2c. Because I think that society’s epistemics make meta progress in addition to object-level progress, I do not confidently go from “I agree that the world around me looks like this treadmill thing is true” to “I think the future will look like the treadmill thing barring catastrophe”. When progress has reached a point where something starts to come into view as a salient problem, there’s a chance that something changes about that problem that didn’t change about it before. By analogy: It seems to me like early proponents of democracy might have looked at history and thought “most countries will always be ruled by hereditary rulers”, but in fact it seems to me like the pattern of hereditary rule had a much easier time perpetuating itself before the meme that hereditary rule is bad started to get a hold in the public imagination.

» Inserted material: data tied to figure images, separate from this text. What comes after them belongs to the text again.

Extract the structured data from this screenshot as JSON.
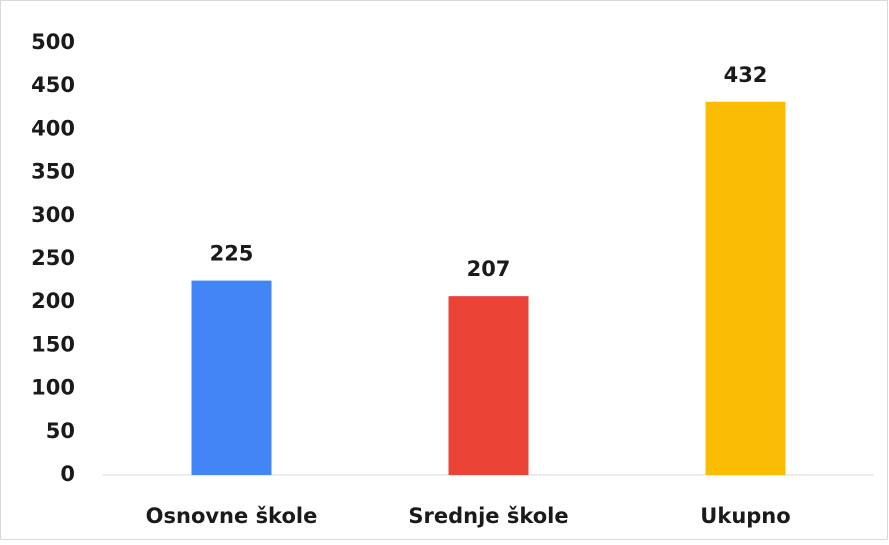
{
  "chart_data": {
    "type": "bar",
    "categories": [
      "Osnovne škole",
      "Srednje škole",
      "Ukupno"
    ],
    "values": [
      225,
      207,
      432
    ],
    "colors": [
      "#4285f4",
      "#ea4335",
      "#fbbc04"
    ],
    "ylim": [
      0,
      500
    ],
    "yticks": [
      0,
      50,
      100,
      150,
      200,
      250,
      300,
      350,
      400,
      450,
      500
    ],
    "grid": false
  }
}
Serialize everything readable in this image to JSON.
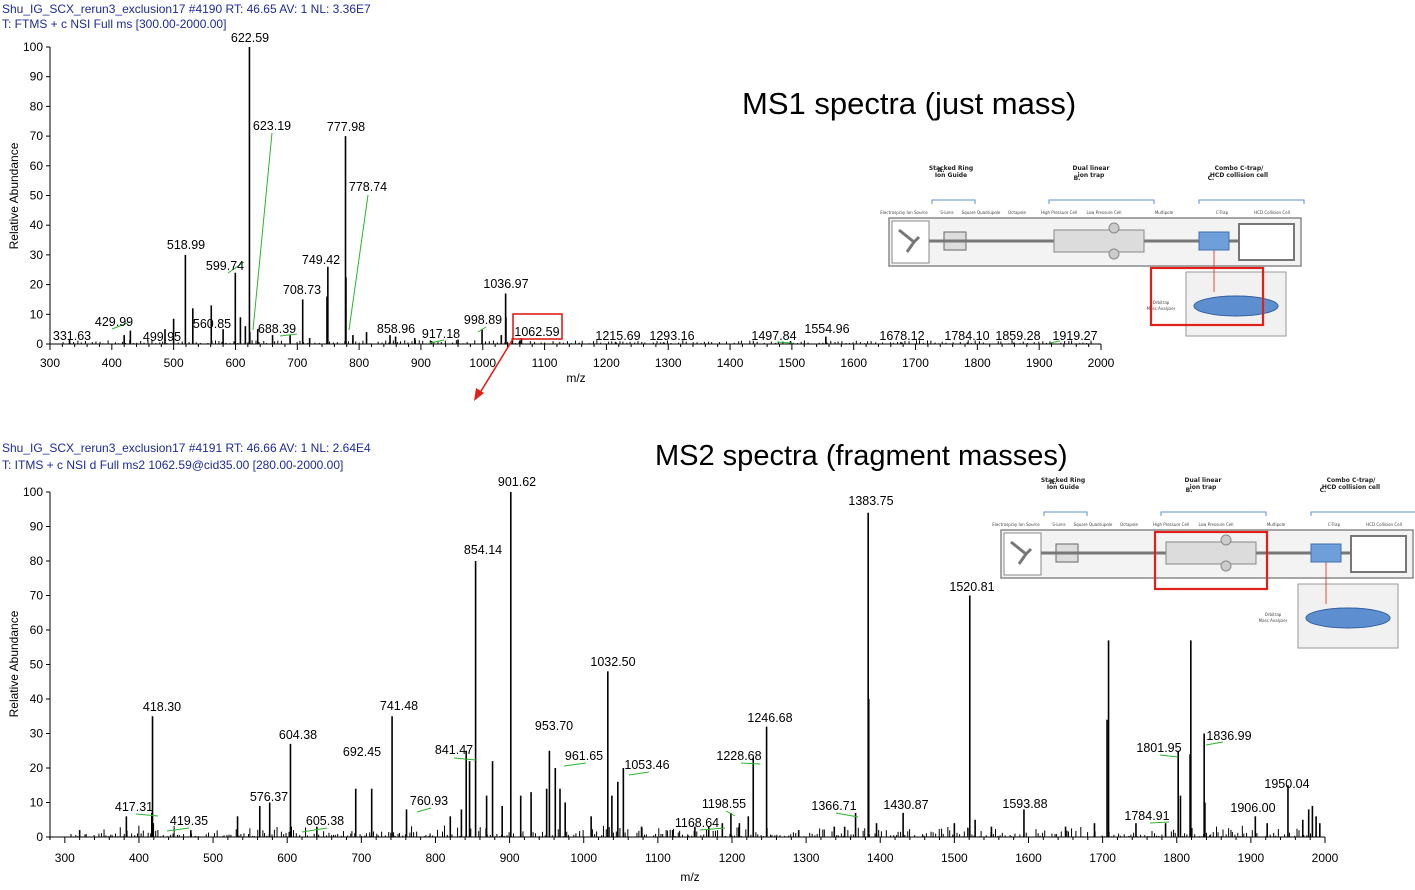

3. Caveats about my agreement with the basic model of progress happening:
3a. I think historical progress has had setbacks, so you need to look at long timescales to see continuous historical progress. Furthermore, it seems to me that the timescales on which you need to look to skip over the setbacks get longer as we look backwards in time; the middle ages were pretty long compared to the Soviet Union, say. (That said, I don’t know whether the history of Ancient Greece and Ancient Rome is full of 50-year-long setbacks that are just not salient enough from the modern vantage point.)
3b. I don’t think future progress-with-temporary-setbacks is guaranteed, even conditioning on humanity not going extinct; I think technological and other progress might be able to enable a dark age that does not end (e.g. a dictatorship with sufficient surveillance to effectively root out opposition), as Bostrom suggests in his x-risk paper.
3c. I feel confused about how various forms of new media over the last 200 years have made society crazier in ways that my intuition says “are orthogonal to the point of this article”, and I also haven’t examined my confusion about it enough to confidently think that it’s orthogonal. (I am particularly thinking of newspapers with stories transmitted by telegraph; radio; TV; and social media.)